Once I got started it was relatively easy to pull the skin over the animal until I got to the head. The head took a lot of time because of the eyes, ears and mouth. The plan is to tan the full hide including the head. In the picture below you can see the skin rolled right over the animal and is hanging on only by the tail. I ended up cutting the tail skin off completely because it didn't want to come off the body.

The last step was to fashion a stretching board. I used an old shelf and shaped it to fit the animal. Now I will let it dry out. The next step after drying will be to scrape all the meat, skin and other parts off. Sitting by the wood stove this guy should dry out faster than the bison.

I decided that I wasn't going to eat the meat because I didn't know how long it had been dead and exactly where it came from. My brother wanted to keep the bones though so I did get some practice gutting. It was a piece of cake compared to a bison.

Read Part 2 here.

Monday, November 09, 2009

Cauliflower Mushroom

Sunday I took a walk in the woods to find a spear shaft.
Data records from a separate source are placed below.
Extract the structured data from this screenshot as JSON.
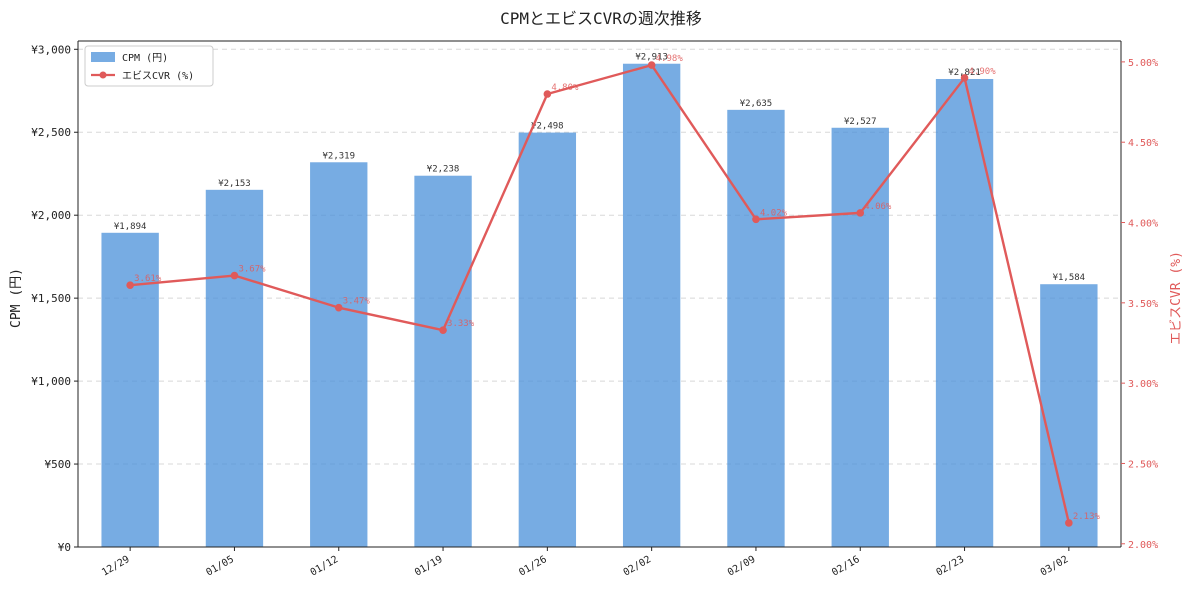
{
  "chart_data": {
    "type": "bar+line",
    "title": "CPMとエビスCVRの週次推移",
    "xlabel": "",
    "ylabel_left": "CPM (円)",
    "ylabel_right": "エビスCVR (%)",
    "categories": [
      "12/29",
      "01/05",
      "01/12",
      "01/19",
      "01/26",
      "02/02",
      "02/09",
      "02/16",
      "02/23",
      "03/02"
    ],
    "series": [
      {
        "name": "CPM (円)",
        "type": "bar",
        "axis": "left",
        "color": "#4a90d9",
        "values": [
          1894,
          2153,
          2319,
          2238,
          2498,
          2913,
          2635,
          2527,
          2821,
          1584
        ],
        "data_labels": [
          "¥1,894",
          "¥2,153",
          "¥2,319",
          "¥2,238",
          "¥2,498",
          "¥2,913",
          "¥2,635",
          "¥2,527",
          "¥2,821",
          "¥1,584"
        ]
      },
      {
        "name": "エビスCVR (%)",
        "type": "line",
        "axis": "right",
        "color": "#e05a5a",
        "values": [
          3.61,
          3.67,
          3.47,
          3.33,
          4.8,
          4.98,
          4.02,
          4.06,
          4.9,
          2.13
        ],
        "data_labels": [
          "3.61%",
          "3.67%",
          "3.47%",
          "3.33%",
          "4.80%",
          "4.98%",
          "4.02%",
          "4.06%",
          "4.90%",
          "2.13%"
        ]
      }
    ],
    "ylim_left": [
      0,
      3050
    ],
    "yticks_left": [
      0,
      500,
      1000,
      1500,
      2000,
      2500,
      3000
    ],
    "ytick_labels_left": [
      "¥0",
      "¥500",
      "¥1,000",
      "¥1,500",
      "¥2,000",
      "¥2,500",
      "¥3,000"
    ],
    "ylim_right": [
      1.98,
      5.13
    ],
    "yticks_right": [
      2.0,
      2.5,
      3.0,
      3.5,
      4.0,
      4.5,
      5.0
    ],
    "ytick_labels_right": [
      "2.00%",
      "2.50%",
      "3.00%",
      "3.50%",
      "4.00%",
      "4.50%",
      "5.00%"
    ],
    "grid": "horizontal dashed",
    "legend_position": "top-left"
  }
}
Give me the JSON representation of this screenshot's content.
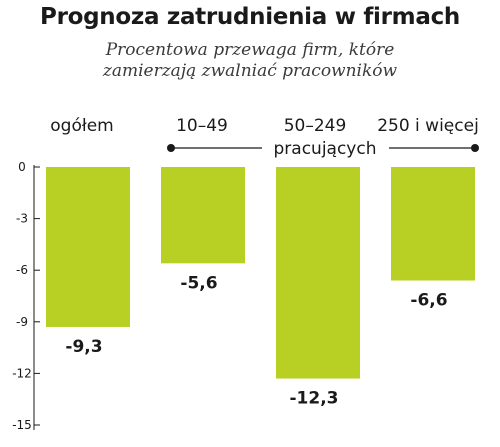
{
  "chart_data": {
    "type": "bar",
    "title": "Prognoza zatrudnienia w firmach",
    "subtitle": [
      "Procentowa przewaga firm, które",
      "zamierzają zwalniać pracowników"
    ],
    "categories": [
      "ogółem",
      "10–49",
      "50–249",
      "250 i więcej"
    ],
    "group_label": "pracujących",
    "values": [
      -9.3,
      -5.6,
      -12.3,
      -6.6
    ],
    "value_labels": [
      "-9,3",
      "-5,6",
      "-12,3",
      "-6,6"
    ],
    "ylim": [
      -15,
      0
    ],
    "yticks": [
      0,
      -3,
      -6,
      -9,
      -12,
      -15
    ],
    "grid": false,
    "colors": {
      "bar": "#b8cf24",
      "text": "#1a1a1a",
      "axis": "#1a1a1a"
    }
  }
}
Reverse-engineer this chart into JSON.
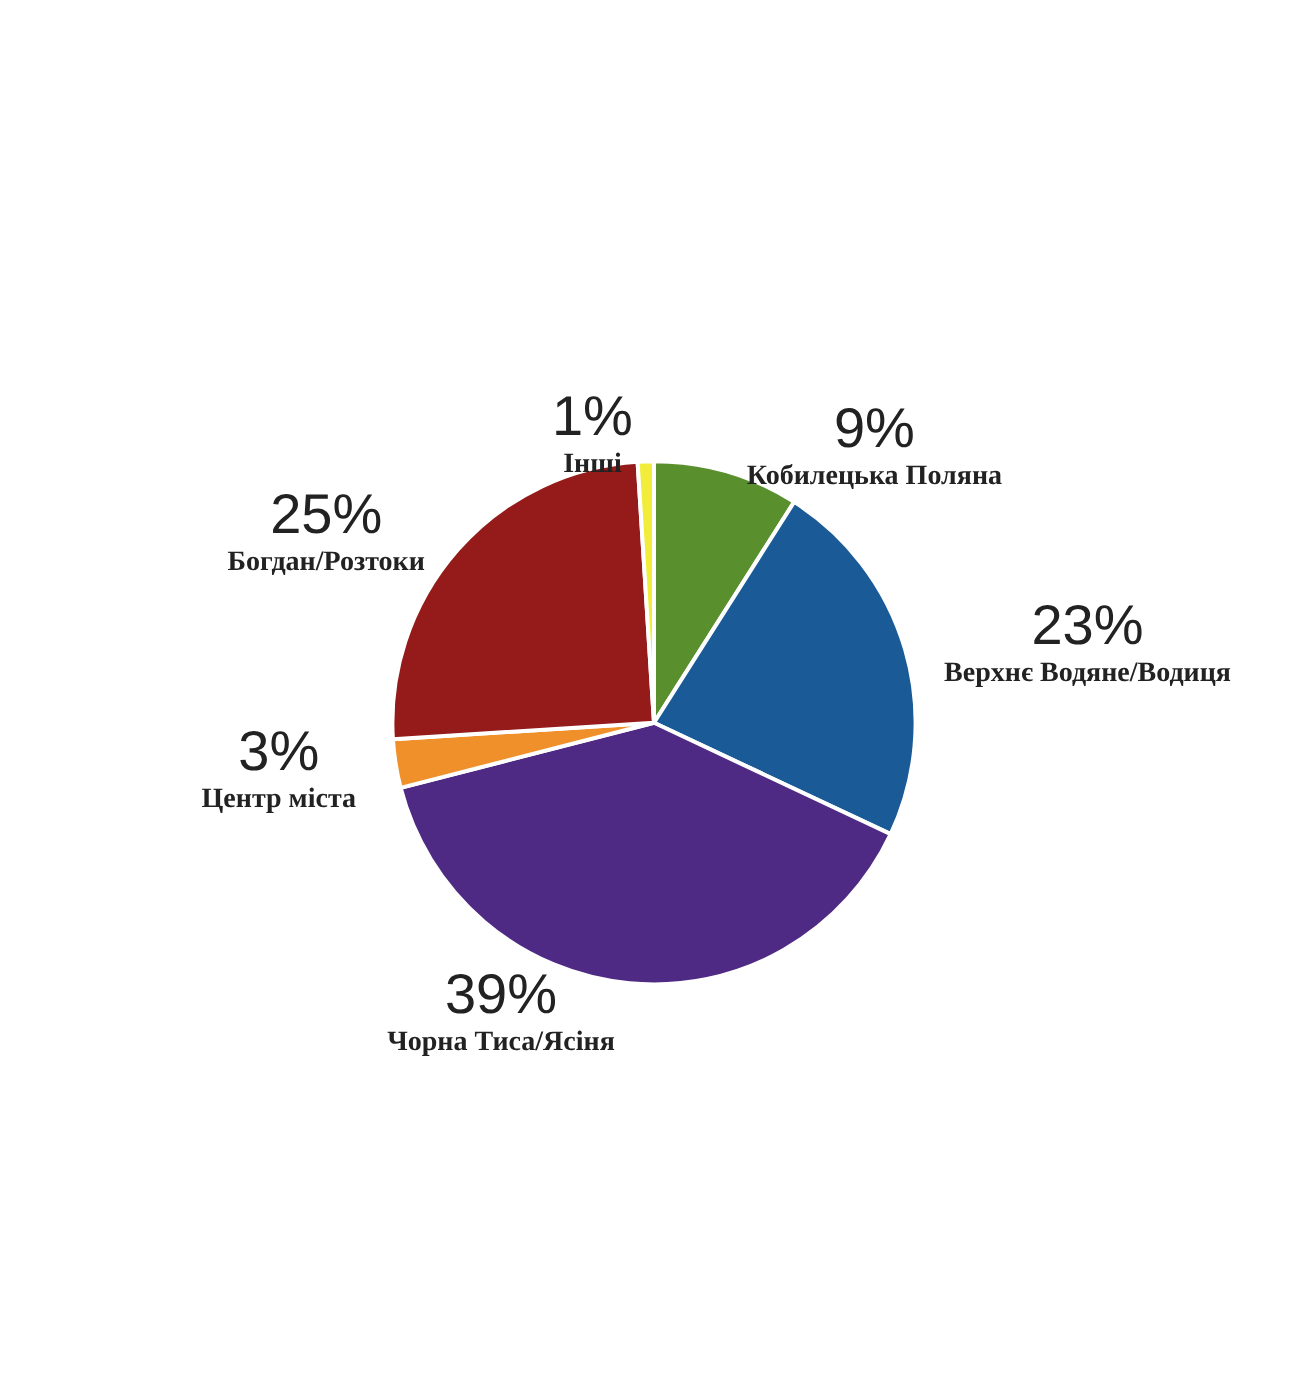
{
  "chart_data": {
    "type": "pie",
    "categories": [
      "Кобилецька Поляна",
      "Верхнє Водяне/Водиця",
      "Чорна Тиса/Ясіня",
      "Центр міста",
      "Богдан/Розтоки",
      "Інші"
    ],
    "values": [
      9,
      23,
      39,
      3,
      25,
      1
    ],
    "value_labels": [
      "9%",
      "23%",
      "39%",
      "3%",
      "25%",
      "1%"
    ],
    "colors": [
      "#5a8f2e",
      "#1a5a96",
      "#4e2a84",
      "#f0902a",
      "#951a1a",
      "#f2ec3a"
    ],
    "legend": false
  }
}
It was one of those slow walks where I walked at the pace of nature stopping to identify trees with my field guide. In an hour's time I covered probably only half a mile. I was looking for young maple trees of a diameter suitable for a spear shaft, but had no luck. I got to know that area of the woods a lot better though.

As I approached a creek crossing I spotted this beautiful cauliflower mushroom below. It was growing at the base of a very large cedar stump.

I cut it from the ground leaving much of the root in place. Hopefully the mushroom will be back next year or the year after. When I got it home it weighted in at 6 lbs. One field guide I read said they grow up to 30 inches wide and 40 lbs.

I am a complete beginner when it comes to harvesting wild mushrooms so I'm pretty nervous about eating them. This one however is pretty easy to identify and is considered one of the best to eat. Tonight I tried a small portion fried up in butter. It was pretty good. My plan is to eat a little more each time to make sure my body is OK with it. In conclusion, free wild food is awesome!